2008-02-28

The Day Trader: From the Pit to the PC by Lewis Borsellino (1999)

The author and his brother (also a trader in the S&P pit), grown up in a Sicilian Italian family, with their made man father serving a organized crime robbery conviction in their younger years, and who was later murdered by his own associates. The childhood education sticks, he and his brother shaking down exhibitors as a summer job with the and it also earned Mr. Borsellino a battery conviction during college. It also helped him to muscle in quite literally (by beating up other traders) into several pits of the Merc. We also learn how much their father loved them, how they loved him back, how hard it is to be discriminated against as an Italian, and how smart and hard working the author is.
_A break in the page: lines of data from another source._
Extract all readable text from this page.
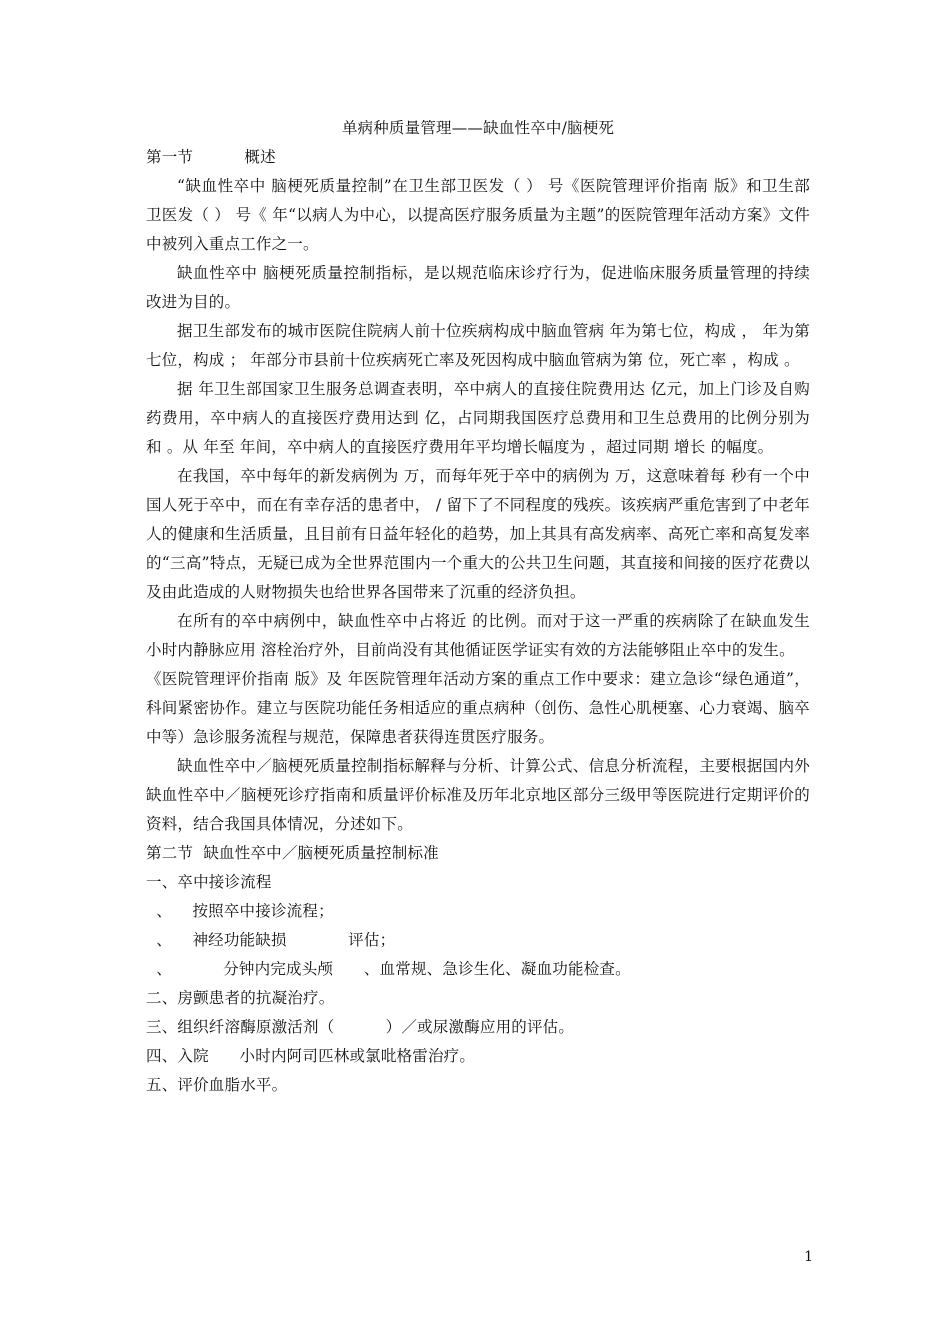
单病种质量管理——缺血性卒中/脑梗死
第一节          概述

“缺血性卒中 脑梗死质量控制”在卫生部卫医发（ ） 号《医院管理评价指南 版》和卫生部卫医发（ ） 号《 年“以病人为中心，以提高医疗服务质量为主题”的医院管理年活动方案》文件中被列入重点工作之一。

缺血性卒中 脑梗死质量控制指标，是以规范临床诊疗行为，促进临床服务质量管理的持续改进为目的。

据卫生部发布的城市医院住院病人前十位疾病构成中脑血管病 年为第七位，构成 ， 年为第七位，构成 ； 年部分市县前十位疾病死亡率及死因构成中脑血管病为第 位，死亡率 ，构成 。

据 年卫生部国家卫生服务总调查表明，卒中病人的直接住院费用达 亿元，加上门诊及自购药费用，卒中病人的直接医疗费用达到 亿，占同期我国医疗总费用和卫生总费用的比例分别为 和 。从 年至 年间，卒中病人的直接医疗费用年平均增长幅度为 ，超过同期 增长 的幅度。

在我国，卒中每年的新发病例为 万，而每年死于卒中的病例为 万，这意味着每 秒有一个中国人死于卒中，而在有幸存活的患者中， / 留下了不同程度的残疾。该疾病严重危害到了中老年人的健康和生活质量，且目前有日益年轻化的趋势，加上其具有高发病率、高死亡率和高复发率的“三高”特点，无疑已成为全世界范围内一个重大的公共卫生问题，其直接和间接的医疗花费以及由此造成的人财物损失也给世界各国带来了沉重的经济负担。

在所有的卒中病例中，缺血性卒中占将近 的比例。而对于这一严重的疾病除了在缺血发生 小时内静脉应用 溶栓治疗外，目前尚没有其他循证医学证实有效的方法能够阻止卒中的发生。

《医院管理评价指南 版》及 年医院管理年活动方案的重点工作中要求：建立急诊“绿色通道”，科间紧密协作。建立与医院功能任务相适应的重点病种（创伤、急性心肌梗塞、心力衰竭、脑卒中等）急诊服务流程与规范，保障患者获得连贯医疗服务。

缺血性卒中／脑梗死质量控制指标解释与分析、计算公式、信息分析流程，主要根据国内外缺血性卒中／脑梗死诊疗指南和质量评价标准及历年北京地区部分三级甲等医院进行定期评价的资料，结合我国具体情况，分述如下。

第二节  缺血性卒中／脑梗死质量控制标准
一、卒中接诊流程
、    按照卒中接诊流程；
、    神经功能缺损            评估；
、          分钟内完成头颅      、血常规、急诊生化、凝血功能检查。
二、房颤患者的抗凝治疗。
三、组织纤溶酶原激活剂（          ）／或尿激酶应用的评估。
四、入院      小时内阿司匹林或氯吡格雷治疗。
五、评价血脂水平。
1
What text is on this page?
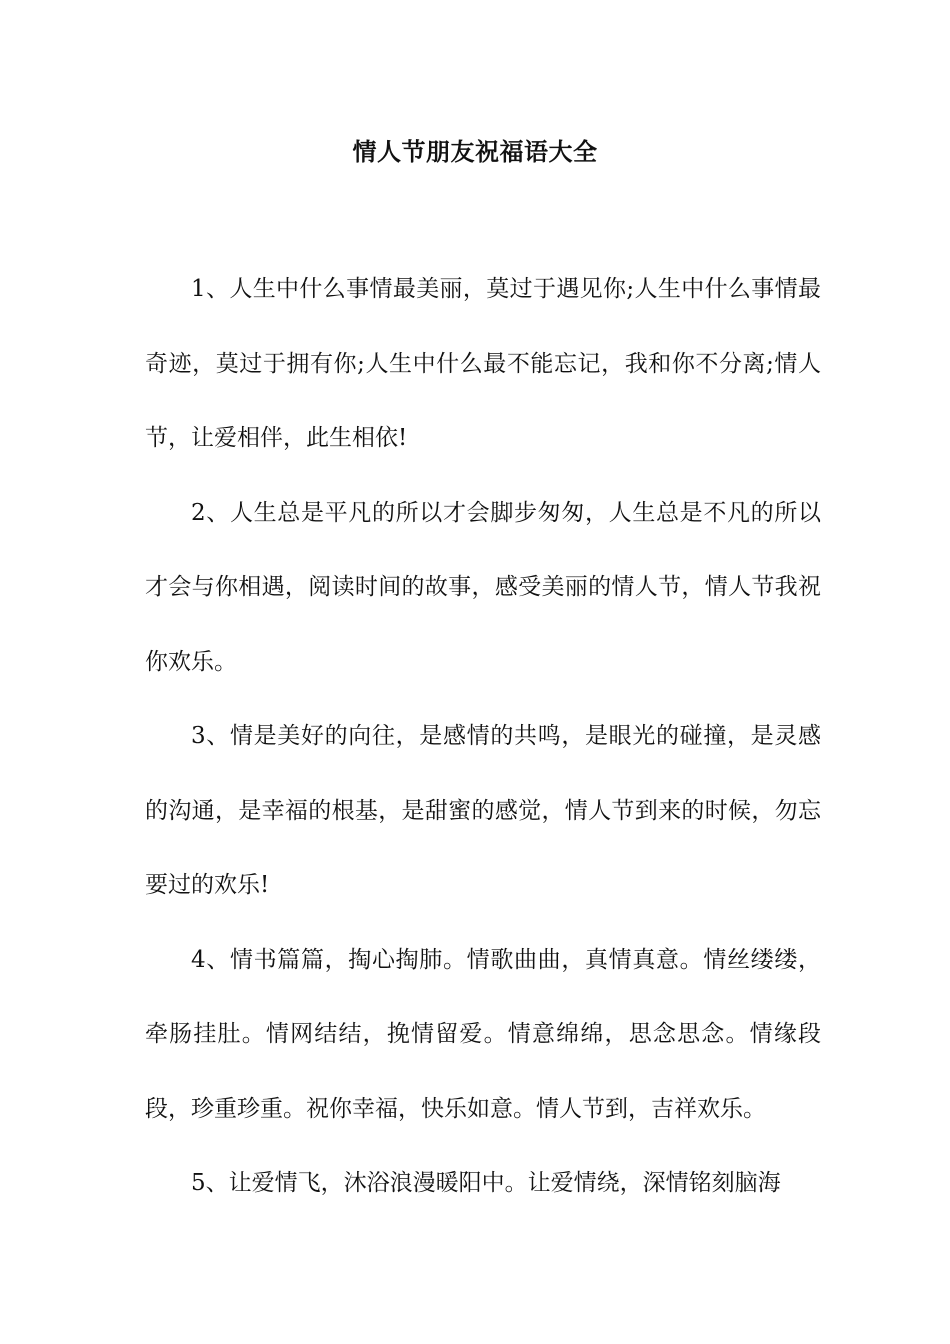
情人节朋友祝福语大全

1、人生中什么事情最美丽，莫过于遇见你;人生中什么事情最奇迹，莫过于拥有你;人生中什么最不能忘记，我和你不分离;情人节，让爱相伴，此生相依!

2、人生总是平凡的所以才会脚步匆匆，人生总是不凡的所以才会与你相遇，阅读时间的故事，感受美丽的情人节，情人节我祝你欢乐。

3、情是美好的向往，是感情的共鸣，是眼光的碰撞，是灵感的沟通，是幸福的根基，是甜蜜的感觉，情人节到来的时候，勿忘要过的欢乐!

4、情书篇篇，掏心掏肺。情歌曲曲，真情真意。情丝缕缕，牵肠挂肚。情网结结，挽情留爱。情意绵绵，思念思念。情缘段段，珍重珍重。祝你幸福，快乐如意。情人节到，吉祥欢乐。

5、让爱情飞，沐浴浪漫暖阳中。让爱情绕，深情铭刻脑海
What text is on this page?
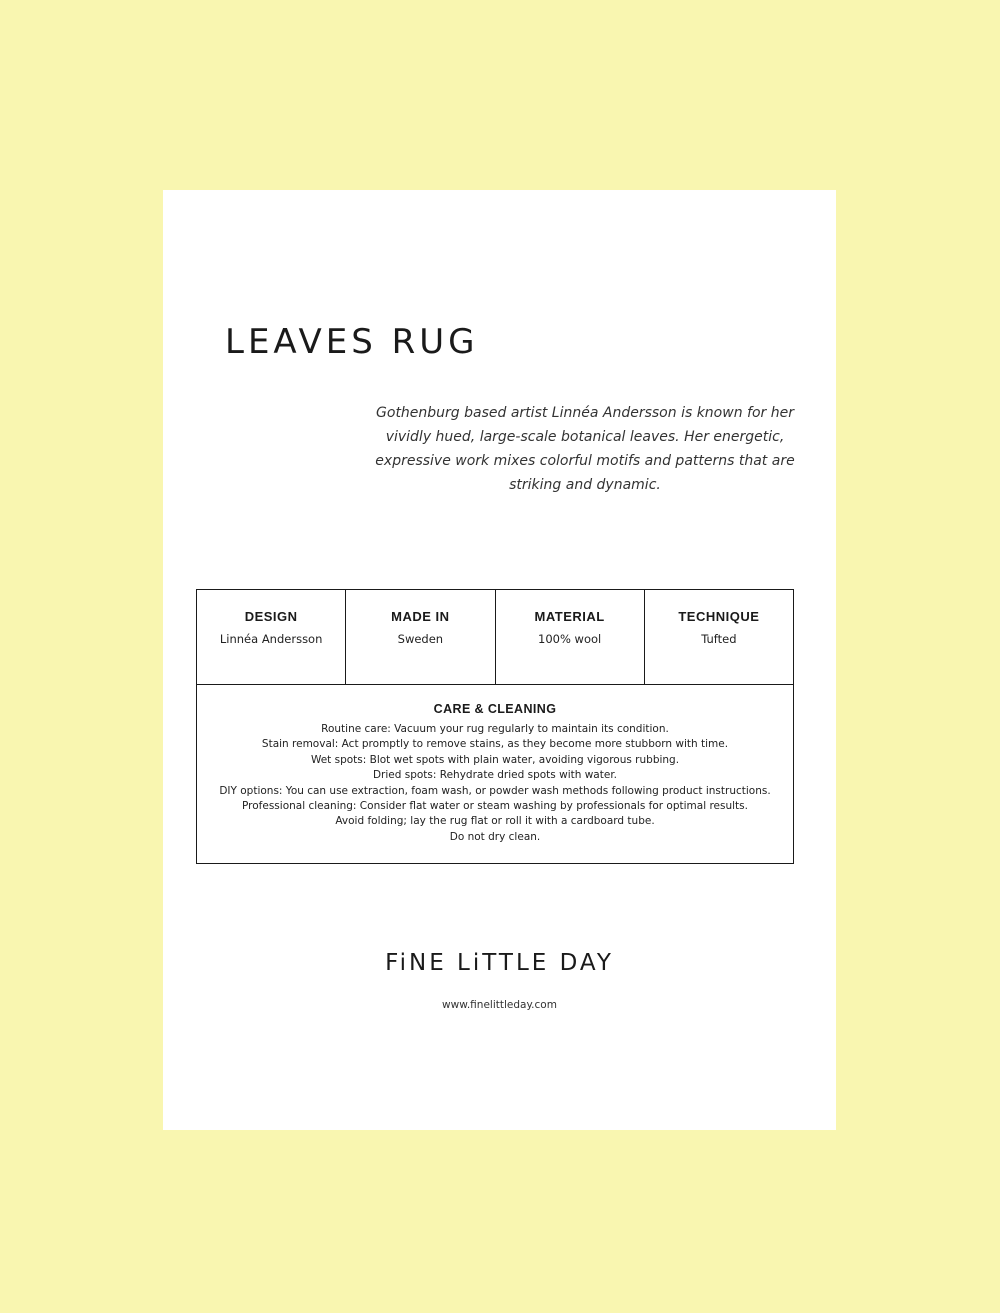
LEAVES RUG

Gothenburg based artist Linnéa Andersson is known for her vividly hued, large-scale botanical leaves. Her energetic, expressive work mixes colorful motifs and patterns that are striking and dynamic.

DESIGN
Linnéa Andersson
MADE IN
Sweden
MATERIAL
100% wool
TECHNIQUE
Tufted
CARE & CLEANING
Routine care: Vacuum your rug regularly to maintain its condition.
Stain removal: Act promptly to remove stains, as they become more stubborn with time.
Wet spots: Blot wet spots with plain water, avoiding vigorous rubbing.
Dried spots: Rehydrate dried spots with water.
DIY options: You can use extraction, foam wash, or powder wash methods following product instructions.
Professional cleaning: Consider flat water or steam washing by professionals for optimal results.
Avoid folding; lay the rug flat or roll it with a cardboard tube.
Do not dry clean.
FiNE LiTTLE DAY
www.finelittleday.com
Fortunately for him, the author was not indicted in the FBI sting against illegal trading practices at CME. We also learn of escapades, with trades outside of any reasonable trading limits, with throwing up right afterward in the bathroom, and also how to scalp the customer order flow for nice quick profits (of course this is only nice if you are the one doing the scalping). The author also offers his (narrow-minded) views on electronic trading (basically it is good-for-nothing), where his limited knowledge of computer systems does show. Some references to support and resistance, reading the mind of market are there, but if looking for some trading knowledge, there is not much to see here, so move along. Otherwise the book makes a nice biographical read of the almost bygone era of the pit trading, similar to Charlie D.: The Story of the Legendary Bond Trader.